One of the most interesting aspects of this story is that many male OLTL characters have been outed as closet soap fans who watch their shows on different platforms, just like the many men in real life who are rarely included in formal audience measurement for daytime dramas. They include evil teen preppie Jack Manning (who admitted to watching old Fraternity Row episodes online), hunky con man Cutter Wentworth (who stopped a rattled waitress from spoiling the Brandon-Brianna surprise before he could watch Fraternity Row that night on SOAPnet), and ruthless business tycoon Clint Buchanan, who watches the show the old-fashioned way, when it actually debuts on broadcast television.


"I was watching the markets tank on the finance channel, and I went to turn up the volume and hit the wrong button," he told his ex-wife Viki when she caught him indulging in his secret guilty pleasure. She didn't buy it.

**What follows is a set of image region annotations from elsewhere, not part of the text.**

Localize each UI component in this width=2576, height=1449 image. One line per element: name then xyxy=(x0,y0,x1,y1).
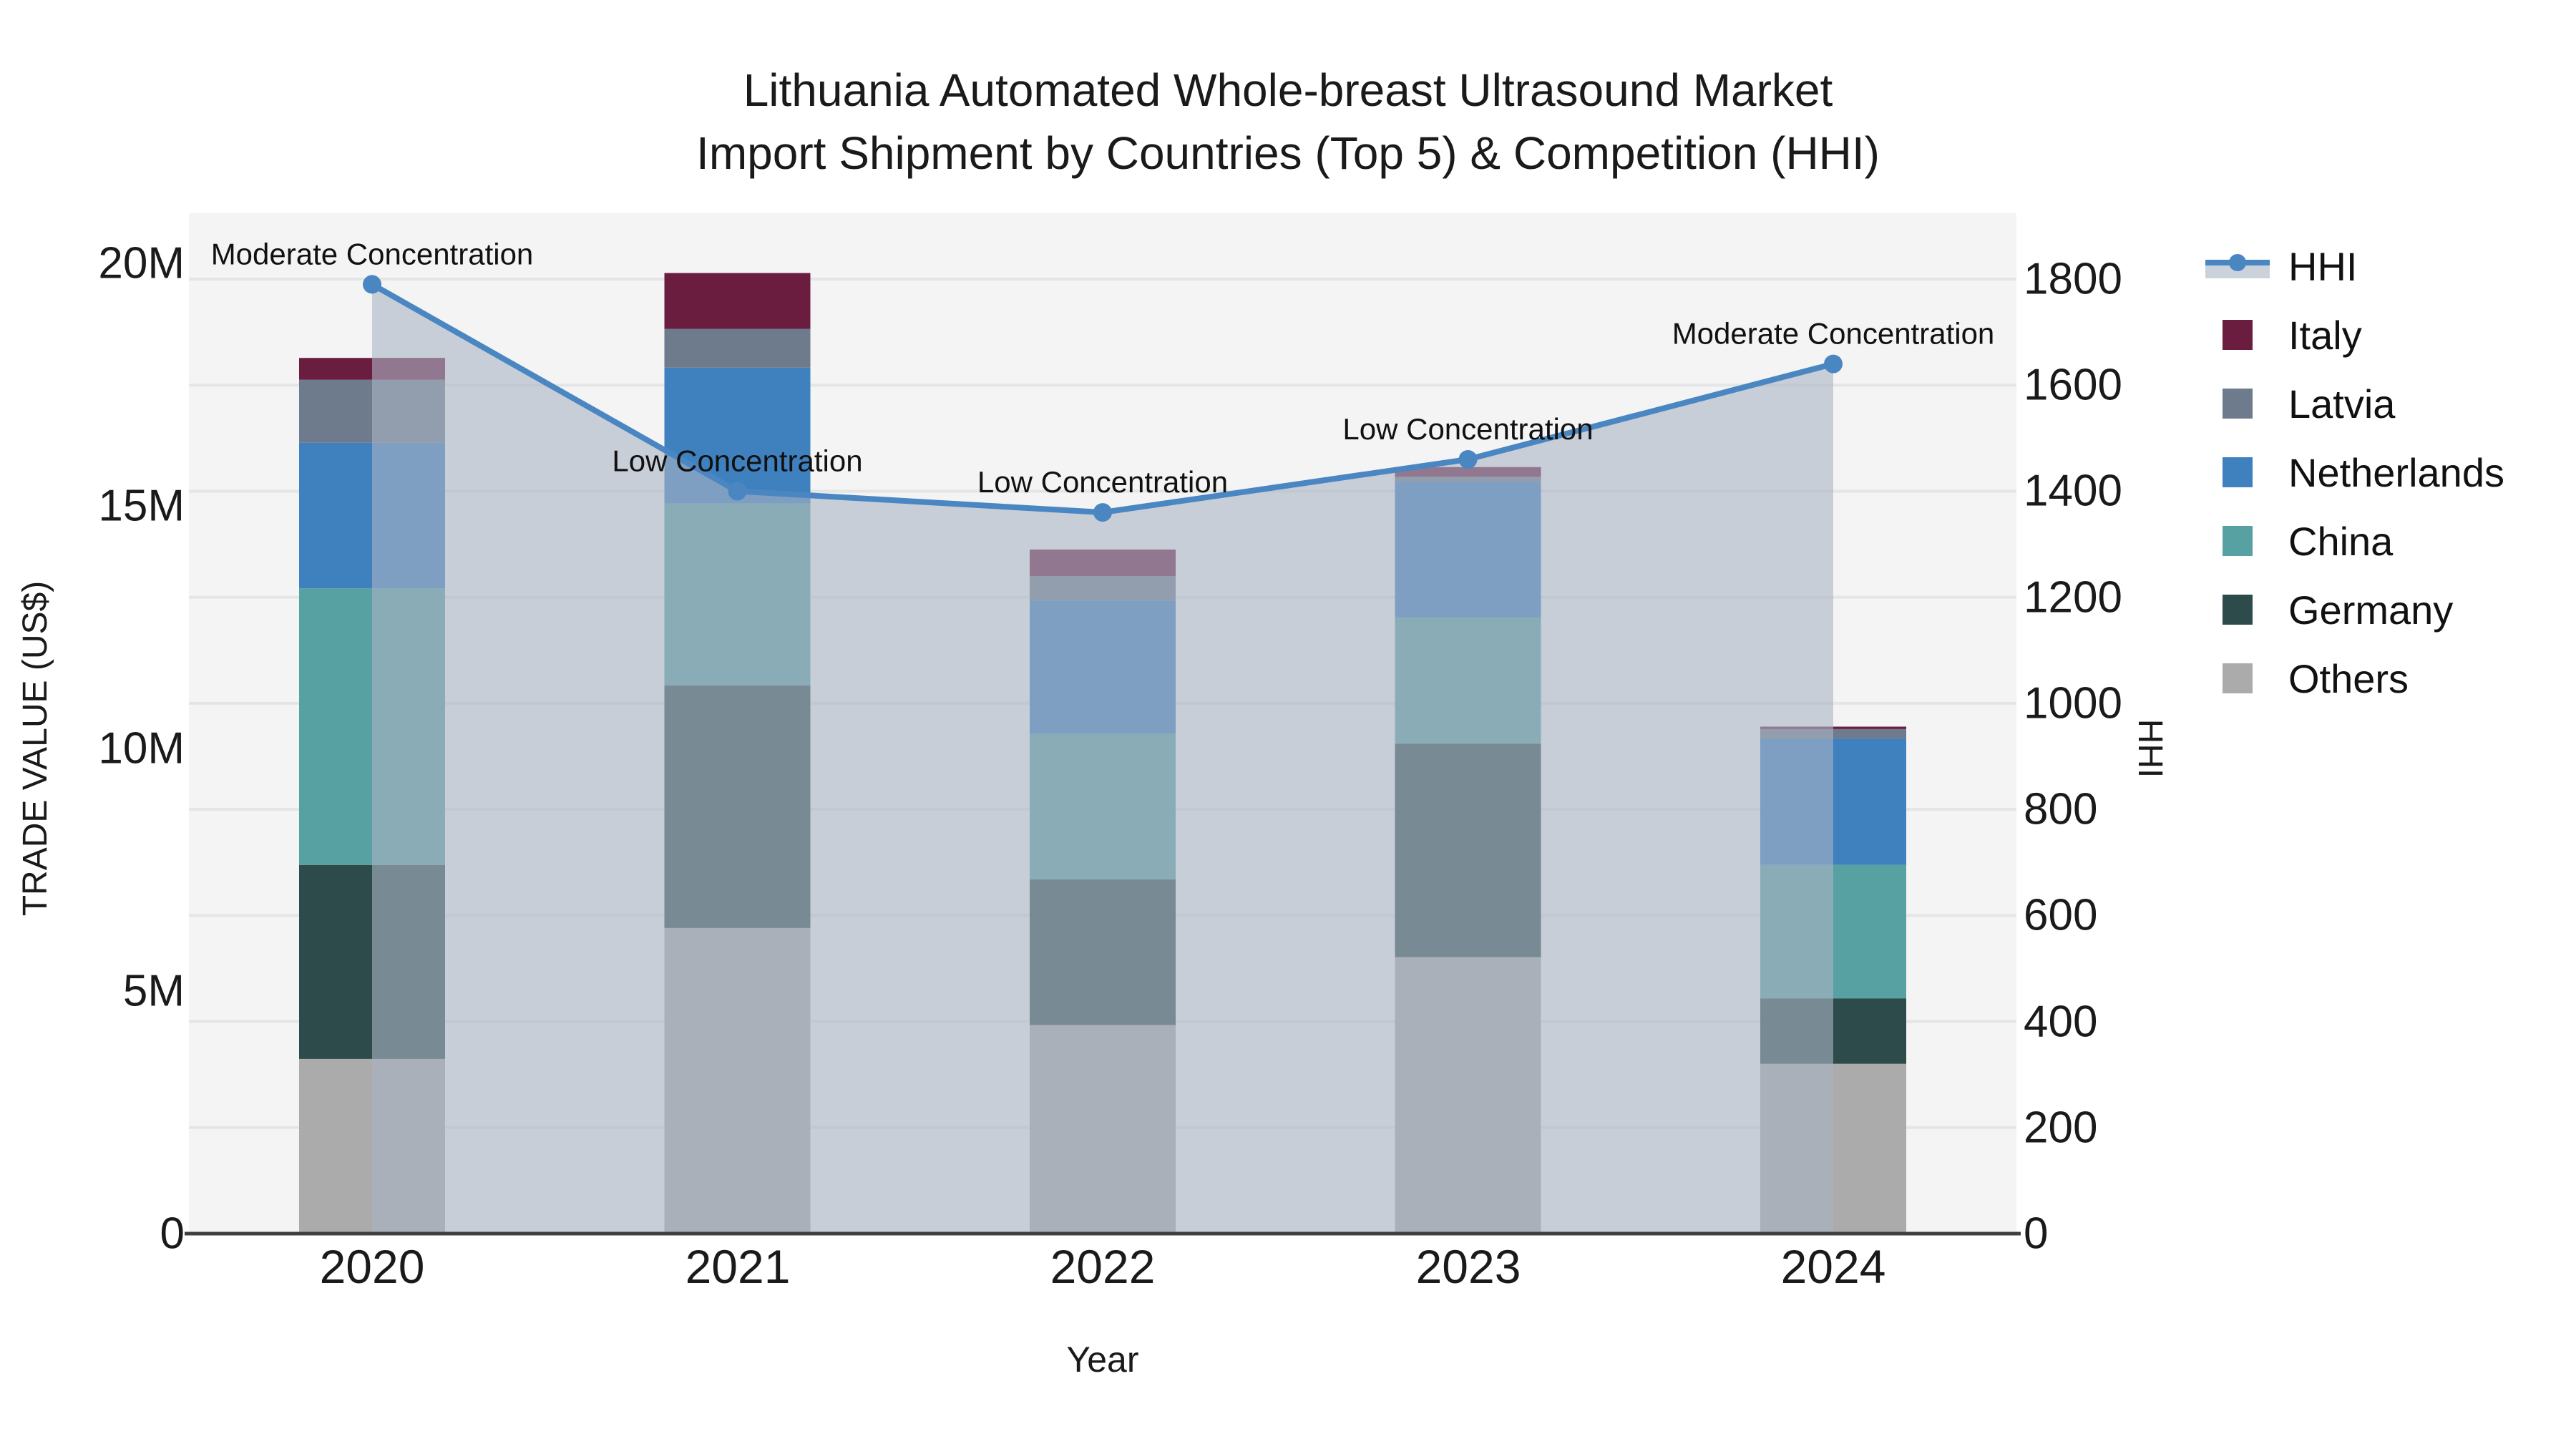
right-axis-tick-1000: 1000 xyxy=(2024,678,2122,728)
netherlands-swatch-icon xyxy=(2223,457,2253,487)
others-swatch-icon xyxy=(2223,663,2253,693)
right-axis-tick-600: 600 xyxy=(2024,890,2098,940)
right-axis-tick-0: 0 xyxy=(2024,1209,2049,1259)
hhi-marker-2024 xyxy=(1824,354,1843,374)
left-axis-tick-15m: 15M xyxy=(98,481,185,531)
annotation-2023: Low Concentration xyxy=(1342,412,1593,446)
hhi-marker-sample xyxy=(2229,254,2246,271)
legend-label: China xyxy=(2288,518,2394,564)
legend-label: Latvia xyxy=(2288,381,2396,426)
legend-label: Netherlands xyxy=(2288,449,2504,495)
bar-segment-italy-2021 xyxy=(664,273,811,329)
china-swatch-icon xyxy=(2223,526,2253,556)
bar-segment-latvia-2021 xyxy=(664,328,811,368)
x-axis-tick-2023: 2023 xyxy=(1415,1240,1521,1293)
hhi-line-sample-icon xyxy=(2205,250,2270,283)
hhi-area-sample xyxy=(2205,264,2270,278)
left-axis-tick-20m: 20M xyxy=(98,238,185,288)
right-axis-tick-800: 800 xyxy=(2024,784,2098,834)
left-axis-title: TRADE VALUE (US$) xyxy=(16,580,54,917)
right-axis-tick-1200: 1200 xyxy=(2024,572,2122,623)
legend-item-germany[interactable]: Germany xyxy=(2205,575,2570,644)
annotation-2024: Moderate Concentration xyxy=(1672,317,1995,351)
right-axis-tick-1600: 1600 xyxy=(2024,360,2122,410)
legend-item-italy[interactable]: Italy xyxy=(2205,301,2570,369)
italy-swatch-icon xyxy=(2223,320,2253,350)
annotation-2020: Moderate Concentration xyxy=(211,237,534,270)
x-axis-title: Year xyxy=(1066,1340,1139,1380)
legend-label: Others xyxy=(2288,655,2409,701)
right-axis-tick-400: 400 xyxy=(2024,997,2098,1047)
annotation-2021: Low Concentration xyxy=(612,444,862,477)
legend-item-netherlands[interactable]: Netherlands xyxy=(2205,438,2570,507)
legend-item-latvia[interactable]: Latvia xyxy=(2205,369,2570,438)
legend-label: Germany xyxy=(2288,587,2454,633)
left-axis-tick-0: 0 xyxy=(160,1209,185,1259)
left-axis-tick-10m: 10M xyxy=(98,723,185,774)
latvia-swatch-icon xyxy=(2223,389,2253,419)
legend-item-others[interactable]: Others xyxy=(2205,644,2570,713)
hhi-marker-2022 xyxy=(1093,503,1112,522)
hhi-marker-2020 xyxy=(363,275,381,294)
right-axis-title: HHI xyxy=(2131,718,2169,779)
right-axis-tick-1800: 1800 xyxy=(2024,254,2122,304)
hhi-area-fill xyxy=(372,284,1833,1234)
chart-title-line2: Import Shipment by Countries (Top 5) & C… xyxy=(696,127,1880,179)
right-axis-tick-200: 200 xyxy=(2024,1103,2098,1153)
hhi-marker-2023 xyxy=(1458,449,1478,469)
x-axis-tick-2021: 2021 xyxy=(685,1240,791,1293)
chart-title-line1: Lithuania Automated Whole-breast Ultraso… xyxy=(743,64,1833,116)
hhi-marker-2021 xyxy=(728,482,747,501)
right-axis-tick-1400: 1400 xyxy=(2024,466,2122,516)
x-axis-tick-2020: 2020 xyxy=(319,1240,425,1293)
legend-item-china[interactable]: China xyxy=(2205,507,2570,575)
x-axis-tick-2024: 2024 xyxy=(1780,1240,1886,1293)
legend: HHI Italy Latvia Netherlands China Germa… xyxy=(2205,232,2570,713)
annotation-2022: Low Concentration xyxy=(977,465,1228,499)
legend-item-hhi[interactable]: HHI xyxy=(2205,232,2570,301)
chart-title: Lithuania Automated Whole-breast Ultraso… xyxy=(0,59,2576,185)
left-axis-tick-5m: 5M xyxy=(122,966,185,1016)
legend-label: HHI xyxy=(2288,243,2358,289)
legend-label: Italy xyxy=(2288,312,2362,358)
germany-swatch-icon xyxy=(2223,595,2253,625)
x-axis-tick-2022: 2022 xyxy=(1050,1240,1156,1293)
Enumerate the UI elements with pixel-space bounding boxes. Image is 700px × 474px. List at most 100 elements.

"How could you think I would forget that you like this show?" Viki asked Clint. "We used to watch it together all the time when Megan was on." (Viki's daughter Megan, now deceased, briefly acted on Fraternity Row many years ago.)

"Yeah, but I didn't think you watched it anymore," Clint said.

"Where do you think I disappear to every Monday through Friday from 2 to 3 in the afternoon?" Viki asked. (That's the time period OLTL occupies in most markets, including New York City. SOAPnet cable encores run weeknights at 9 ET, with the entire week encored Saturday night into Sunday morning at midnight-5 a.m. ET.)

It was eccentric hairdresser Roxy who first saw the headline about the show's cancellation on the cover of Soap Opera Weekly and emitted a scream the likes of which soap characters usually reserve for news that a loved one has died.


"It's not just a TV show! It's family!" Roxy wept. "My mom Stella passed it down to me, and I passed it down to [her kids] Natalie and Rex, and you bet that Rex is passing it down to [his son] Shane." In that moment, she pretty much expressed the emotions that millions of people are having during this decade's ongoing soapageddon. Eventually, Roxy regained her composure. "There's no use in crying just because some empty suit thinks Fraternity Row is for the birds," she sighed.

A passionate Roxy later approached Clint and insisted that he buy the rights to Fraternity Row, and find a way to keep it on the air, reminding him that it has been telecast for 43 years -- just like OLTL.

"Roxy, I'm so sorry, but as a businessman I have to respect the bottom line," Clint replied, giving voice to all those network executives who are happily canceling soap operas in order to balance budgets and ensure hefty bonuses. "If there were even one more nickel to be made off Fraternity Row. I would be making it. But I will not be saving an institution whose time has come."

Roxy has since made it her mandate to singlehandedly save Fraternity Row. I suspect this will make for an entertaining story during the final weeks of One Life to Live. The best soaps have always reflected reality while telling stories, no matter how intimate or over the top.

Even in its last weeks, OLTL -- one of the best soaps ever -- is holding true to form, this time reflecting the harshest reality of all:

Its own heartbreaking demise.

[Ed Martin published an earlier version of this story at MediaPost.]



Annie said:

Thanks for this story about brilliant writing and dedicated actors.